Arizona Opera brings troubling tales to stage at ASUís Gammage
By JAMES REEL
Get Out

Two sordid little shockers open Arizona Opera’s season. Giacomo Puccini’s “Il Tabarro” (“The Cloak”) and Ruggiero Leoncavallo’s “Pagliacci” (“Clowns”) share major plot elements: A rough husband turns murderous when he discovers his wife is having an affair with a singer in a different vocal range.

It’s gritty stuff, beautifully performed on opening night last weekend in Tucson. The production moves to Gammage Auditorium this weekend.

It’s refreshing to find the two works unchained from their usual stagemates. They’re a nicely matched set of melodramas in similar, but not identical, styles. Although “Il Tabarro” lacks any arias that work out of context (unusual for Puccini), our patience is rewarded in “Pagliacci,” which contains one of the most famous tenor arias of all time, “Vesti la giubba.”

“Il Tabarro” is set on a riverside dock in Paris. Barge owner Michele suspects that his young, languishing wife, Giorgetta, is having an affair. Indeed, she plans to run off with a workman named Luigi, and the two share a wonderful duet about finding a better life in Paris. Ultimately, Michele murders Luigi, wrapping the body in the cloak of the title, a garment that once warmed Michele, Giorgetta and their now-dead infant.

As Michele, baritone Kelly Anderson got off to a gruff start on opening night. By the time he had serious work to do, though, he came into his own with a voice of power despite the fact that it was centered in his head rather than in his chest.

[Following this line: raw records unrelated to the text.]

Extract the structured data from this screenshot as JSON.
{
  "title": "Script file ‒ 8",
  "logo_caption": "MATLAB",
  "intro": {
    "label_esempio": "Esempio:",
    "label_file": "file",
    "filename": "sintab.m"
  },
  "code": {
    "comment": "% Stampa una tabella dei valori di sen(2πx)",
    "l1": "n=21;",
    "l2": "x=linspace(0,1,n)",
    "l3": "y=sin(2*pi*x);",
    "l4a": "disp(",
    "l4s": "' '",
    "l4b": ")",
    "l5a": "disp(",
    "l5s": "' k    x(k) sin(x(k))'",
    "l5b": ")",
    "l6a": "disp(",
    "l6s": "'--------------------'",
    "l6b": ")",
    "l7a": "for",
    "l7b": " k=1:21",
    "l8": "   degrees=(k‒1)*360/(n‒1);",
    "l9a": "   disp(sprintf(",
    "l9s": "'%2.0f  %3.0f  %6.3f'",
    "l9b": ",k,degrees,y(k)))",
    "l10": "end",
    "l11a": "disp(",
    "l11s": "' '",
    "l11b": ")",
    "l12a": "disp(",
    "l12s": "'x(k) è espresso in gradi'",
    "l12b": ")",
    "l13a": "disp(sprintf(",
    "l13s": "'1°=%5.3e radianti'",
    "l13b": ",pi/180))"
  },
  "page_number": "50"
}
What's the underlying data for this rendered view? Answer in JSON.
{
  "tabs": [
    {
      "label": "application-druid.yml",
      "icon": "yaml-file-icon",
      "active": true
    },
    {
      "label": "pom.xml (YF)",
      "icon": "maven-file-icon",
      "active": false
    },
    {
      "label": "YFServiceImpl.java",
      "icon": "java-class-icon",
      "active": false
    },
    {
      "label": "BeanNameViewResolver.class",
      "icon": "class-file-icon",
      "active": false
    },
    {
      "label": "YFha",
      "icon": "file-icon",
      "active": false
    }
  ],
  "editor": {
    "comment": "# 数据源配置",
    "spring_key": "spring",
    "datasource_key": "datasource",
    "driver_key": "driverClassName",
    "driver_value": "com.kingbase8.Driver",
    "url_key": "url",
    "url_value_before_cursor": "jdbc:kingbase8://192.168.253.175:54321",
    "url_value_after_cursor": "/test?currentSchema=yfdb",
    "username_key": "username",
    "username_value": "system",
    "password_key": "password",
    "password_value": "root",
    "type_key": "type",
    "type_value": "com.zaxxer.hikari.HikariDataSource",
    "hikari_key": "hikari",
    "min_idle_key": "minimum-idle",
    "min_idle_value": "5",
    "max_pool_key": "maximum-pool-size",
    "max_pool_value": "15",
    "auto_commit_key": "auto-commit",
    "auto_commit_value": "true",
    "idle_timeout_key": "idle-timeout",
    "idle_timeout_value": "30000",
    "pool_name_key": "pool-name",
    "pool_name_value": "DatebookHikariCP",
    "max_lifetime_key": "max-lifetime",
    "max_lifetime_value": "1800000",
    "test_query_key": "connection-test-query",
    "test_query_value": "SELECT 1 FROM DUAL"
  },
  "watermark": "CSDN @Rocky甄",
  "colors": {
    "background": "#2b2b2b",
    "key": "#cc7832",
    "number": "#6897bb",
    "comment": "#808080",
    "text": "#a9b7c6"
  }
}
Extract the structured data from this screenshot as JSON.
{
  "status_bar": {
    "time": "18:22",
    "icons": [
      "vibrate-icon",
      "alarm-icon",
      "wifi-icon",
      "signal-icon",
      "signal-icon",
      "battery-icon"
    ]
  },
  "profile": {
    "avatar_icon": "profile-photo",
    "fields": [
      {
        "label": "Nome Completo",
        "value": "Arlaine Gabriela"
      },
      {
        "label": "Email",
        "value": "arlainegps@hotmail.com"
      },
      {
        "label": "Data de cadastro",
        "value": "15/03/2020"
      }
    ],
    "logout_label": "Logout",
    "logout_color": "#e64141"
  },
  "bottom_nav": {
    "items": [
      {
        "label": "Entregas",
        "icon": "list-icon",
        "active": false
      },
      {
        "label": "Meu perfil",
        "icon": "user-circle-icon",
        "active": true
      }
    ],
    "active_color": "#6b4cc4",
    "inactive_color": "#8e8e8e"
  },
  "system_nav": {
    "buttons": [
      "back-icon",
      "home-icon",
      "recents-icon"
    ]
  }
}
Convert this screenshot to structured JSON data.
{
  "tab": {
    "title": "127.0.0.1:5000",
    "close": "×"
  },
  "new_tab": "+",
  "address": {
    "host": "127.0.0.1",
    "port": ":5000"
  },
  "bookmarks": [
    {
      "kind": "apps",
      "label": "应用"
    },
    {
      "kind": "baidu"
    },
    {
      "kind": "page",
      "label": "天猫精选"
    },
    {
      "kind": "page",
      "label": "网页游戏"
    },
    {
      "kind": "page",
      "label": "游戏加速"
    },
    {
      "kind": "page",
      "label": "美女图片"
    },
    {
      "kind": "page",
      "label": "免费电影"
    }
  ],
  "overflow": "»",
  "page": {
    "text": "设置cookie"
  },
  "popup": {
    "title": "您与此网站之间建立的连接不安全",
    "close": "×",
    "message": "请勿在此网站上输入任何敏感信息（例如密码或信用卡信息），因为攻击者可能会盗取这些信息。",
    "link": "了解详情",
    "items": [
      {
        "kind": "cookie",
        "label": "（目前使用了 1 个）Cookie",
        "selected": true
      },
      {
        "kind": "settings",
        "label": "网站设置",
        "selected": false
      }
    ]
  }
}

Soprano Barbara Divis was a fine, flexible Giorgetta. As Luigi, tenor Jeffrey Springer certainly had great pipes and dramatic involvement, but he relied too heavily on the cheap tenor trick of putting a catch in his voice in almost every phrase.

“Pagliacci” features tenor Tonio di Paolo as Canio, the leader of a tattered troupe of entertainers in rural 19th-century Italy. His wife, Nedda (soprano Stella Zambalis), is carrying on with a villager named Silvio (baritone Corey McKern).

Fellow clown Tonio (baritone Jeffrey Kneebone), spurned when trying to seduce Nedda, tattles to Canio about Nedda’s infidelity. Crushed, Canio sings that the show must go on despite his breaking heart. But, during the ensuing commedia dell’arte performance, he ascertains the identity of Nedda’s lover, killing him and Nedda before the curtain falls.

Silvio isn’t much of a role, but each of the other characters has one great moment, and each of the Arizona Opera singers made the most of it. Di Paolo deployed a manly tenor voice, keeping the self-pity of “Vesti la giubba” from going over the top. Zambalis delivered a lovely performance of her cabaletta, the one light spot in the opera, and Kneebone was captivating — both comic and a little sinister — in his prologue.